North Korea’s Leadership, Not the Weather, Is to Blame for Worsening Humanitarian Crisis

Earlier this year, Pyongyang declared it was suffering the “worst drought in 100 years.” Indeed, North Korea has suffered widespread food shortage since the early 1990s when an estimated 5 percent of its population died of starvation and related diseases. The situation remains dire.
North Korea’s Leadership, Not the Weather, Is to Blame for Worsening Humanitarian Crisis
North Korean leader Kim Jong-un (4th R) and senior senior officials from the party, government and army posing before the statues of late leaders Kim Il-sung and Kim Jong-il at Mangyongdae Revolutionary School in Pyongyang as the statues were unveiled on the birth anniversary of Kim Jong-il, on on Feb. 16, 2013. (Korean Central News Agency via Getty Images)
1/2/2016
Updated:
1/2/2016

Earlier this year, Pyongyang declared it was suffering the “worst drought in 100 years.” Indeed, North Korea has suffered widespread food shortage since the early 1990s when an estimated 5 percent of its population died of starvation and related diseases. The situation remains dire.

According to the World Development Indicators, 15.2 percent of North Korean children under age five were underweight in 2012. The U.N. Office for the Coordination of Humanitarian Affairs reported in 2015 that the chronic malnutrition rate among children under five years of age was 28 percent.

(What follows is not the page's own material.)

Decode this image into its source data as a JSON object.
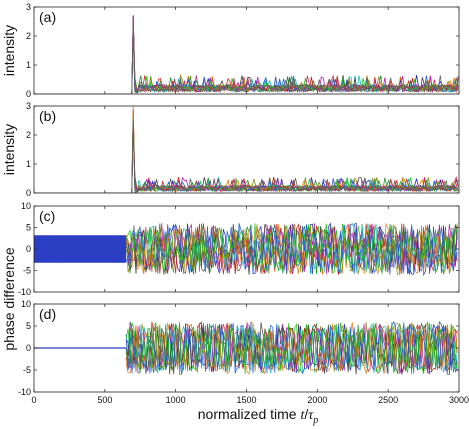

This long-term food shortage aggravates health conditions. Insufficient nutrition weakens the body’s immune system, making North Koreans more susceptible to infections, such as tuberculosis (TB). According to the North Korean Humanitarian Needs and Priorities 2015 Report, TB is a major public health problem. 2,500 North Koreans die annually from this fatal, infectious disease. The prevalence and incidence of TB in North Korea for 2011 are about three times larger than in South Korea.

Even worse, it is estimated that the spread of multidrug-resistant tuberculosis (MDR-TB), which is more difficult to treat than traditional TB, is much more advanced than previously assumed. North Korea does not have a health system for treating disease like MDR-TB. North Korea had a comprehensive free health care system from the late 1960s until it broke down during the economic crisis of the 1990s. The World Health Organization (WHO) concluded there is a 60 percent shortage in providing vital medicines to vulnerable populations. It is estimated that only 1 percent of the population in the DPRK receives proper free medical service.

North Korea has habitually blamed Mother Nature for its inability to feed its people. The reality is that North Korea’s disastrous economic system and its prioritizing military spending over the needs of its people are to blame. According to United Nations Commission of Inquiry (COI) into Human Rights in North Korea, the regime spent large amounts of its resources on military, luxury goods, and the advancement of the Kim regime’s cult of personality instead of feeding the hungry.

The COI report documented that even at the height of mass starvation, the regime hindered international food aid by imposing conditions that were not based on humanitarian principles. The U.N. report concluded that North Korean leadership was responsible for using food as a means to maintain the regime.

In 2012, North Korea spent $645 million on luxury goods while in 2013 the United Nations World Food Program (WFP) asked donor nations for $150 million to aid North Korea. Moreover, the U.N. estimated that even during the worst famine period, the amount of resources needed to solve the food crisis was approximately $100 million–200 million.

Thoroughly and effectively addressing North Korea’s humanitarian crisis is not possible without a complete reform and replacement of North Korea’s leadership.